La solution
Monsieur A. propose à Monsieur B. le marché suivant : ils vont comparer les longueurs de leurs cravates et celui qui aura la plus longue cravate la donnera à l’autre qui se retrouvera donc avec deux cravates. Monsieur B. raisonne ainsi : « Ma cravate a pour longueur \(L.\) Si ma cravate est la plus longue, ce qui a une chance sur deux de se produire, je la perds donc je perds une cravate de longueur \(L.\)
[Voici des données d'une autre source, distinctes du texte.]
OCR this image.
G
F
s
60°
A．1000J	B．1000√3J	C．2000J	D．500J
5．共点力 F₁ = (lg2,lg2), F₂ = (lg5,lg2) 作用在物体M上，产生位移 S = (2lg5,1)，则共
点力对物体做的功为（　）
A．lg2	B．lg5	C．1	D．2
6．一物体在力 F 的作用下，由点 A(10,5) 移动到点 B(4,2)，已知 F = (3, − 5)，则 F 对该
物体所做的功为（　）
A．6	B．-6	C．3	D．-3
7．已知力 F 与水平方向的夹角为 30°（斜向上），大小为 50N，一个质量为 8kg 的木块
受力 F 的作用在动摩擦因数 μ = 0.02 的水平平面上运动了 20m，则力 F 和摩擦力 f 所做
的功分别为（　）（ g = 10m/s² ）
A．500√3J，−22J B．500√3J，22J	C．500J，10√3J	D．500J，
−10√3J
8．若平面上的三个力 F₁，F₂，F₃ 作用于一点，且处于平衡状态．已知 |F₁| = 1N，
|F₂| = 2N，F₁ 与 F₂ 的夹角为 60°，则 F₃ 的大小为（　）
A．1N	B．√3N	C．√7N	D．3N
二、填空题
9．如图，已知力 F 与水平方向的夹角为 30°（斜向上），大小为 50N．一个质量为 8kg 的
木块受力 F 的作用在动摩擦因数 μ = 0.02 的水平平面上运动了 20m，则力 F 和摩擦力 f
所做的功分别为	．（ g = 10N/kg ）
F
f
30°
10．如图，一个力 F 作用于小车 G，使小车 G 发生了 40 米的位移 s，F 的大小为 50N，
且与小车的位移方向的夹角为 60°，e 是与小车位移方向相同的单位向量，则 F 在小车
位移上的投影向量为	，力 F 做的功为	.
Sinon je gagne la cravate de Monsieur A. dont la longueur est \(L’\) avec \(L’ > L.\) Donc : une fois sur deux je perds \(L\) et une fois sur deux je gagne plus que \(L.\) En moyenne, je suis gagnant, comme si une fois sur deux je perdais un euro et qu’une fois sur deux je gagnais deux euros. J’accepte donc l’offre ».
Pourtant le jeu est parfaitement symétrique et donc A. peut raisonner de la même façon et conclure que le jeu lui est favorable. Ce n’est pas possible : un jeu ne peut pas être favorable aux deux joueurs car ce que l’un gagne, l’autre le perd. Comment sortir de cette contradiction?
Plusieurs analyses de ce paradoxe ont été proposées dont la plus simple est la suivante : B. se trompe quand il dit qu’il y a une chance sur deux que la cravate de A. soit plus longue que la sienne.
Si, une fois le pari accepté, sa cravate était choisie au hasard ainsi que celle de A., il serait possible de dire qu’il y a une chance sur deux que la cravate de A. soit plus longue, mais au moment du pari, la longueur de la cravate de B. est déjà fixée et connue de lui, et c’est cette longueur comparée à la répartition des longueurs des cravates en circulation qui permet, selon les cas, de conclure qu’il faut accepter ou pas la proposition. Imaginons par exemple que la longueur de la cravate de B. soit 1 m et que, parmi toutes les cravates vendues, il y en ait 55% de plus de 1 m et 45% de moins de 1 m, alors il est clair que B. doit accepter. Le principe d’indifférence (considérer qu’en l’absence de données précises, les probabilités entre les différents cas sont égales) conduit fréquemment à des erreurs ou à des contradictions et donc il faut s’en méfier. Le paradoxe de la cravate est un de ces cas, en voici un autre, plus simple.
En choisissant une lettre de l’alphabet au hasard, quelle est la probabilité Pr de tomber sur un A?
Réponse 1 : il y a 26 lettres, donc Pr = 1/26 (application du principe d’indifférence aux 26 possibilités A, B, … Z).
Réponse 2 : il y a une chance sur 2 que la lettre soit une voyelle (application du principe d’indifférence entre les deux possibilités voyelle/consonne) et il y a une chance sur 6 pour qu’une voyelle soit un A, car il y a 6 voyelles A, E, I, O, U et Y (principe d’indifférence entre les 6 voyelles), donc en combinant les deux, cela fait une chance sur 12 : Pr = 1/12.
Réponse 3 : Pr = 1/13 car, dans les lettres d’un texte en français, il y a à peu près un A toutes les 13 lettres (principe d’indifférence appliqué aux lettres rencontrées dans des textes en français). En réalité, en l’absence de précision, il est impossible de trancher entre les diverses applications du principe d’indifférence qui conduisent à des résultats contradictoires. Comme dans le cas des cravates, trop peu d’informations sont disponibles pour qu’on puisse raisonner en termes probabilistes.